CHE: [nach Drekes Version] Compañeros, aus Gründen, die ihr kennt, ist jetzt der Moment der Trennung gekommen. Ich werde nicht mit euch an Land gehen. Wir müssen jede Art von Provokation vermeiden. Der hinter uns liegende Kampf hat uns zu vielen Erfahrungen verholfen; ich hoffe, daß einige von euch trotz aller Schwierigkeiten, die wir durchgemacht haben, falls Fidel eines Tages eine andere Mission dieser Art anordnen sollte, antworten werden: Presente! Ich hoffe auch, daß ihr, wenn ihr rechtzeitig zum 24. Dezember zurück seid und es das Spanferkel gibt, nach dem sich einige so gesehnt haben, an dieses einfache Volk denken werdet und an die Compañeros, die wir im Kongo zurückgelassen haben. Man ist nur Revolutionär, wenn man bereit ist, alle Bequemlichkeiten hinter sich zu lassen und in ein anderes Land zu gehen, um zu kämpfen, vielleicht werden wir uns in Kuba oder in einem anderen Teil der Welt wiedersehen. Siki ist ab sofort Chef der Gruppe, Moja Stellvertreter und Tembo zuständig für politische Angelegenheiten.

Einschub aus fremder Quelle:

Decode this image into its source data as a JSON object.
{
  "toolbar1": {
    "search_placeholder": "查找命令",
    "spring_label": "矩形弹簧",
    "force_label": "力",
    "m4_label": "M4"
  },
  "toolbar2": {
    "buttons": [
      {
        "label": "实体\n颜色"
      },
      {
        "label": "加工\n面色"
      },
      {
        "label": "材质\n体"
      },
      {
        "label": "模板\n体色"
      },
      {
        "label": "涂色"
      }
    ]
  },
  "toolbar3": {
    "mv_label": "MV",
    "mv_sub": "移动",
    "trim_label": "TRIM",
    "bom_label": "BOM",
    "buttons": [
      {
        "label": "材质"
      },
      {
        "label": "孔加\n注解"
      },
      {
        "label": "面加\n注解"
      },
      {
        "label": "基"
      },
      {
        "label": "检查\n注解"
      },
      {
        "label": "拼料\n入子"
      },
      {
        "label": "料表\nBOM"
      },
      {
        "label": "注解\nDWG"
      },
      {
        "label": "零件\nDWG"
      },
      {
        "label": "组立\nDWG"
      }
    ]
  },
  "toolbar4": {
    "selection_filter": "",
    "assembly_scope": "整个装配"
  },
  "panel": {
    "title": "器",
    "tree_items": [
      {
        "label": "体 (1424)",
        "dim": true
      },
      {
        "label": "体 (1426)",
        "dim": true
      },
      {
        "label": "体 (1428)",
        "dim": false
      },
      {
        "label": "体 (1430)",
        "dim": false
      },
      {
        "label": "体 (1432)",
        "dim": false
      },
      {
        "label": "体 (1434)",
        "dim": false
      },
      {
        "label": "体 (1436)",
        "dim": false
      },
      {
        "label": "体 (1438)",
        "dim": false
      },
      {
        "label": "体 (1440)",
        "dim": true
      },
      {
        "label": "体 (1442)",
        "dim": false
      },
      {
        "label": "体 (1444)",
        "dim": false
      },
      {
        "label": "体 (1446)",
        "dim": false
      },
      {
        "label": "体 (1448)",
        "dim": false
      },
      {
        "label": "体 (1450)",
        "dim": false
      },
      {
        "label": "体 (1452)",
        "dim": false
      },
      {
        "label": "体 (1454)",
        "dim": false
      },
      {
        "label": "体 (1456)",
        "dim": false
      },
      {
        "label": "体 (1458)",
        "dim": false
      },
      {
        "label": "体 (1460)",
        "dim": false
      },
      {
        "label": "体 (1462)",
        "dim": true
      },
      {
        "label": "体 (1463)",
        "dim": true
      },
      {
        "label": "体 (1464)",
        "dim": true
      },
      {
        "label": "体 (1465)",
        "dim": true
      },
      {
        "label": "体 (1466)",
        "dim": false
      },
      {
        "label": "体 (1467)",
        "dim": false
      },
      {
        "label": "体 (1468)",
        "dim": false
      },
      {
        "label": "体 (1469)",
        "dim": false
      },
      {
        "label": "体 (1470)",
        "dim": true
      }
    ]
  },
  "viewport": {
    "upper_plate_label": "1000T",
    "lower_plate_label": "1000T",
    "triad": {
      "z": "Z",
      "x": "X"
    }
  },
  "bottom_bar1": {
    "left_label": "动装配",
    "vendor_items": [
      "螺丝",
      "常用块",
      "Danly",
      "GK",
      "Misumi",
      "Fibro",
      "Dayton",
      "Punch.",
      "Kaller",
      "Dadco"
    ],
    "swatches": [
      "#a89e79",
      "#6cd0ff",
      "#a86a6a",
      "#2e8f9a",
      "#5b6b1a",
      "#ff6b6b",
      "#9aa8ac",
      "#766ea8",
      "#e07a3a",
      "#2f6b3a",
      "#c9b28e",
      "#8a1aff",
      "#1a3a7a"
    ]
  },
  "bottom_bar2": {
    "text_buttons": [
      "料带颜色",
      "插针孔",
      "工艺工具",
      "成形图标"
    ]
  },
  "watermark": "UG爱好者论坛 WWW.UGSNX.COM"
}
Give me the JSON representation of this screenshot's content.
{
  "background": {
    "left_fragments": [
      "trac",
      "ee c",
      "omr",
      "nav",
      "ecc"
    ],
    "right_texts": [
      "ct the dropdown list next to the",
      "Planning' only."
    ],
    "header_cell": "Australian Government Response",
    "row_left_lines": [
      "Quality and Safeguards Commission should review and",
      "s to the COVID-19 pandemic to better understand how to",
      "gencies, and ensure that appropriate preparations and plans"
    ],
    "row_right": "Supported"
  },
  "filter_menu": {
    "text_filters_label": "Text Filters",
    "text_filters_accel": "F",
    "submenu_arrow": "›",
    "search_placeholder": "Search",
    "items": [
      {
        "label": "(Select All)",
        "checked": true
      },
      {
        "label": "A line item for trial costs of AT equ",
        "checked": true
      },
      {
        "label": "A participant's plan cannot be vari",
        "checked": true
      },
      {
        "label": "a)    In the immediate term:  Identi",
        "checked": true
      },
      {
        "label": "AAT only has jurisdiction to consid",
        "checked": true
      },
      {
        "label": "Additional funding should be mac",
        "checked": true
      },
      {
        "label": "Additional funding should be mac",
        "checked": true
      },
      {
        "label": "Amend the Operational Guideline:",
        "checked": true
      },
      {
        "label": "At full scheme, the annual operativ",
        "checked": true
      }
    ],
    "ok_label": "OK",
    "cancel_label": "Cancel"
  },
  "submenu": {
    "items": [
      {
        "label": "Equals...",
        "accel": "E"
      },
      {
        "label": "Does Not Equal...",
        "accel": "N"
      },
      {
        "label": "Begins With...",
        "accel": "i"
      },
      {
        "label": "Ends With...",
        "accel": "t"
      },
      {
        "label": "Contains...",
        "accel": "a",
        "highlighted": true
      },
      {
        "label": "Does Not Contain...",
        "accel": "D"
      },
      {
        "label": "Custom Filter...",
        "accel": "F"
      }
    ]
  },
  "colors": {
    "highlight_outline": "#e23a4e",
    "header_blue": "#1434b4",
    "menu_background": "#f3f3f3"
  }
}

DREKE: Er blickte auf die Erfahrungen zurück und sagte, die Entscheidung der kongolesischen Führung, den Kampf aufzugeben, hätte uns zum Rückzug gezwungen. Er nannte die Namen der gefallenen Compañeros, die wir nicht vergessen dürften. Er sagte, womöglich würden wir eines Tages zurückkehren, die Mission ...

VIDEAUX: Und am Ende sagte er zu uns, wir würden uns irgendwo wiedersehen.

KUMI: Dann fuhr er mit Papi und Coello, seinen Assistenten, in einem Bötchen davon.

CHE: Wir überquerten den See trotz der Langsamkeit der Boote ohne Probleme und trafen am hellichten Tag in Kigoma ein, in trauter Eintracht mit dem Lastschiff, das auf der Route zwischen Albertville und diesem Hafen pendelte.

Es schien, als habe jemand einen Damm geöffnet, und wie eine kochende Flüssigkeit barst aus den Bötchen die Begeisterung von Kubanern und Kongolesen hervor, die mich mehr verletzte als ansteckte. Während dieser letzten Stunden im Kongo fühlte ich mich einsamer als je zuvor, in Kuba oder irgendwo sonst auf meinen Irrfahrten durch die Welt. Nun war ich wie Odysseus zurückgekehrt von all meinen Irrfahrten und ganz und gar allein.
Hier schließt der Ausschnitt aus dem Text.